The elimination of health-related disparities resulting from socioeconomic inequities must be acknowledged at the leadership/governance level of health service and other organizations. Without a commitment from leaders who allocate funding, prioritize actions, and foster accountability, addressing social determinants will be challenging. Practice, policy, and research leaders must provide infrastructure, resources, and support for more targeted social determinants–focused work.

Proactively partner with disadvantaged communities and/or patients

Centrally important to addressing social determinants is proactively and consistently partnering with disadvantaged communities and/or patients to identify and implement sustainable solutions, in consideration of both community needs and assets. A long-term goal should be to transform existing systems and approaches to achieve cancer health equity, rather than solely supporting individual patient needs or helping individuals to better navigate flawed systems (which are interim strategies). The utility of partnering with disadvantaged communities is well documented.178, 179

Consistently monitor progress and provide feedback

Ongoing evaluation and feedback are vital to advancing cancer health equity. Equity measures can be defined and incorporated into quality improvement plans used by health systems, such as the proportion of disadvantaged, age-eligible patients who have completed age-appropriate cancer screening.180 In addition, routine analysis of equity in cancer care and prevention can identify critical gaps (eg, time to first postscreening clinic appointment, time between diagnosis and treatment, proportion of patients offered curative treatment for disadvantaged vs advantaged groups). Regular feedback to providers can inform focused action for process improvement.180

A critical need is identifying which public policies can be effective or detrimental in contributing to underlying causes of cancer incidence and mortality inequities. Especially crucial are routine efforts to identify and address potential and actual unintended consequences of policies. These include policies focused on health/cancer as well as those not inherently health-focused. In research, cost-effectiveness and budget impact analyses on new and evidence-based interventions at multiple levels, including the policy level, should be consistently integrated into evaluations and reported to stakeholders.

Conclusions

The ACS recently set a challenge goal to reduce age-adjusted cancer mortality rates by 40% by 2035, recognizing that achieving this goal will require health behavior change at the population level as well as focused interventions for disadvantaged populations.18 Improving cancer outcomes for all, and especially for disadvantaged populations, can be better achieved by incorporating a social determinants of health framework into cancer practice, research, and policy across the cancer continuum. This blueprint presented a framework and recommendations to accelerate cancer control progress and achieve health equity. Examining and addressing the fundamental causes (eg, inequitable distribution of resources and power) of the underlying causes (eg, adequacy of and access to health insurance coverage) can lead to action that supports individuals and greater population impact and equitable cancer outcomes.

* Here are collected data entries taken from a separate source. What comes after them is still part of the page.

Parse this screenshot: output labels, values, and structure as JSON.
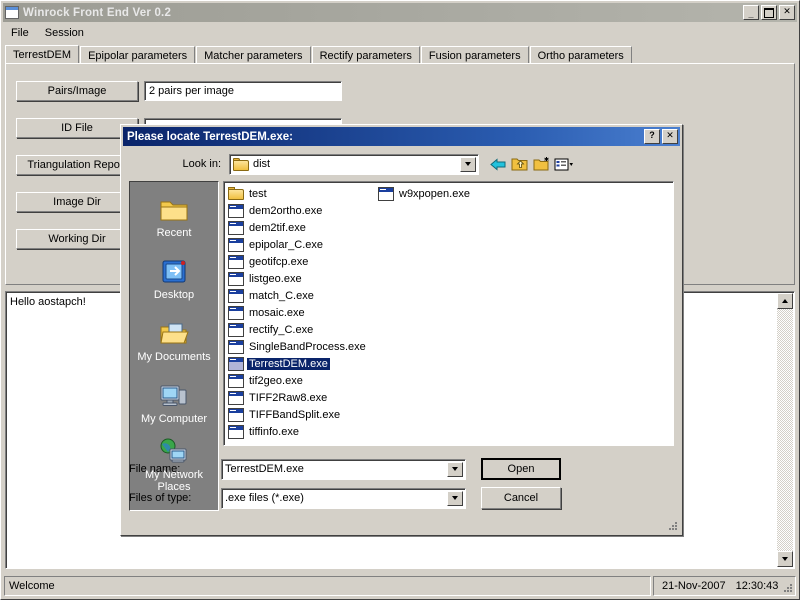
{
  "main_window": {
    "title": "Winrock Front End Ver 0.2",
    "icon": "window-icon",
    "buttons": {
      "minimize": "_",
      "maximize": "□",
      "close": "✕"
    },
    "menu": [
      "File",
      "Session"
    ],
    "tabs": [
      {
        "label": "TerrestDEM",
        "active": true
      },
      {
        "label": "Epipolar parameters",
        "active": false
      },
      {
        "label": "Matcher parameters",
        "active": false
      },
      {
        "label": "Rectify parameters",
        "active": false
      },
      {
        "label": "Fusion parameters",
        "active": false
      },
      {
        "label": "Ortho parameters",
        "active": false
      }
    ],
    "form": {
      "buttons": [
        "Pairs/Image",
        "ID File",
        "Triangulation Report",
        "Image Dir",
        "Working Dir"
      ],
      "fields": [
        {
          "value": "2 pairs per image"
        },
        {
          "value": ""
        }
      ]
    },
    "output": {
      "text": "Hello aostapch!"
    },
    "statusbar": {
      "message": "Welcome",
      "date": "21-Nov-2007",
      "time": "12:30:43"
    }
  },
  "dialog": {
    "title": "Please locate TerrestDEM.exe:",
    "buttons": {
      "help": "?",
      "close": "✕"
    },
    "look_in": {
      "label": "Look in:",
      "value": "dist",
      "icon": "folder-icon",
      "dropdown_icon": "chevron-down-icon"
    },
    "toolbar": [
      {
        "name": "back-icon",
        "glyph": "⬅"
      },
      {
        "name": "up-one-level-icon",
        "glyph": "⬆"
      },
      {
        "name": "new-folder-icon",
        "glyph": "✶"
      },
      {
        "name": "views-icon",
        "glyph": "▤"
      }
    ],
    "places": [
      {
        "label": "Recent",
        "icon": "recent-folder-icon"
      },
      {
        "label": "Desktop",
        "icon": "desktop-icon"
      },
      {
        "label": "My Documents",
        "icon": "my-documents-icon"
      },
      {
        "label": "My Computer",
        "icon": "my-computer-icon"
      },
      {
        "label": "My Network\nPlaces",
        "icon": "my-network-places-icon"
      }
    ],
    "files": [
      {
        "name": "test",
        "type": "folder",
        "selected": false
      },
      {
        "name": "dem2ortho.exe",
        "type": "exe",
        "selected": false
      },
      {
        "name": "dem2tif.exe",
        "type": "exe",
        "selected": false
      },
      {
        "name": "epipolar_C.exe",
        "type": "exe",
        "selected": false
      },
      {
        "name": "geotifcp.exe",
        "type": "exe",
        "selected": false
      },
      {
        "name": "listgeo.exe",
        "type": "exe",
        "selected": false
      },
      {
        "name": "match_C.exe",
        "type": "exe",
        "selected": false
      },
      {
        "name": "mosaic.exe",
        "type": "exe",
        "selected": false
      },
      {
        "name": "rectify_C.exe",
        "type": "exe",
        "selected": false
      },
      {
        "name": "SingleBandProcess.exe",
        "type": "exe",
        "selected": false
      },
      {
        "name": "TerrestDEM.exe",
        "type": "exe",
        "selected": true
      },
      {
        "name": "tif2geo.exe",
        "type": "exe",
        "selected": false
      },
      {
        "name": "TIFF2Raw8.exe",
        "type": "exe",
        "selected": false
      },
      {
        "name": "TIFFBandSplit.exe",
        "type": "exe",
        "selected": false
      },
      {
        "name": "tiffinfo.exe",
        "type": "exe",
        "selected": false
      },
      {
        "name": "w9xpopen.exe",
        "type": "exe",
        "selected": false
      }
    ],
    "file_name": {
      "label": "File name:",
      "value": "TerrestDEM.exe"
    },
    "files_of_type": {
      "label": "Files of type:",
      "value": ".exe files (*.exe)"
    },
    "open_button": "Open",
    "cancel_button": "Cancel"
  },
  "colors": {
    "face": "#d4d0c8",
    "dialog_title_start": "#0a246a",
    "dialog_title_end": "#4a7fd0",
    "selection": "#0a246a",
    "places_bg": "#808080",
    "inactive_title": "#9c9c94"
  }
}
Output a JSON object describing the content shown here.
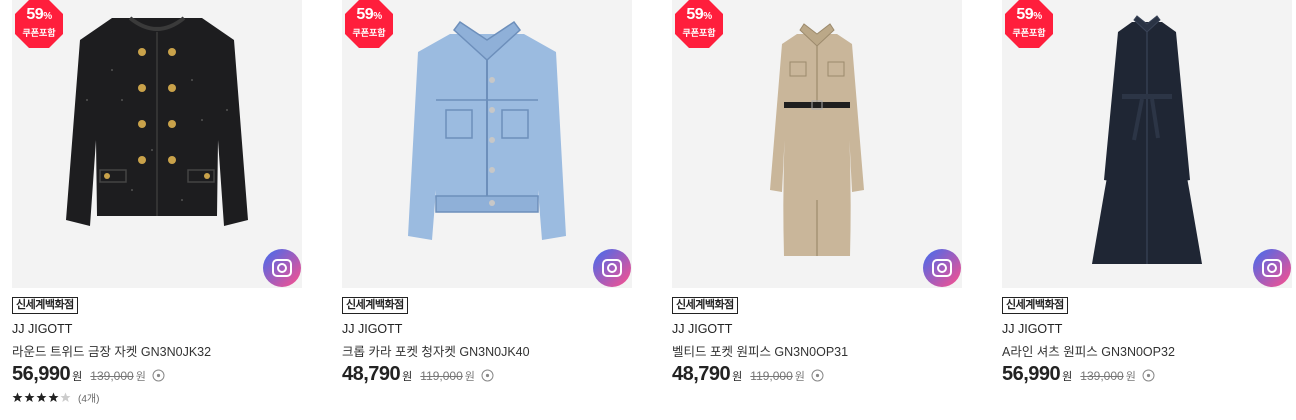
{
  "badge": {
    "percent": "59",
    "percent_sign": "%",
    "coupon": "쿠폰포함"
  },
  "currency": "원",
  "products": [
    {
      "store": "신세계백화점",
      "brand": "JJ JIGOTT",
      "name": "라운드 트위드 금장 자켓 GN3N0JK32",
      "price": "56,990",
      "original": "139,000",
      "rating": {
        "stars": 4.5,
        "count": "(4개)"
      }
    },
    {
      "store": "신세계백화점",
      "brand": "JJ JIGOTT",
      "name": "크롭 카라 포켓 청자켓 GN3N0JK40",
      "price": "48,790",
      "original": "119,000"
    },
    {
      "store": "신세계백화점",
      "brand": "JJ JIGOTT",
      "name": "벨티드 포켓 원피스 GN3N0OP31",
      "price": "48,790",
      "original": "119,000"
    },
    {
      "store": "신세계백화점",
      "brand": "JJ JIGOTT",
      "name": "A라인 셔츠 원피스 GN3N0OP32",
      "price": "56,990",
      "original": "139,000"
    }
  ],
  "icons": {
    "badge": "discount-badge-icon",
    "camera": "camera-search-icon",
    "info": "info-circle-icon",
    "star": "star-icon"
  },
  "colors": {
    "badge": "#ff1e3c",
    "camera_start": "#3f6cf0",
    "camera_end": "#ff4f8b",
    "background": "#f3f3f3"
  }
}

Although many health systems across the country solely address individual patient needs, others are moving toward a population health approach (eg, Accountable Health Communities181). Reflecting current needs and trends, in September 2019 the National Academies of Science, Engineering, and Medicine released a report on integrating social care into healthcare delivery.182 Creative solutions that are codesigned with multiple sectors and driven by community values and perspectives can inform targeted, multilevel interventions that address and improve the social circumstances of patients and communities. The cancer control continuum comprises a range of intervention targets, from prevention and screening to survivorship and end-of-life care. Just as current cancer control efforts must target this entire continuum of influence, so must future cancer control efforts target the entire social determinants continuum of influence, including social-structural factors. Failure to embrace this perspective will inevitably contribute to the perpetuation, and potentially widening, of cancer disparities.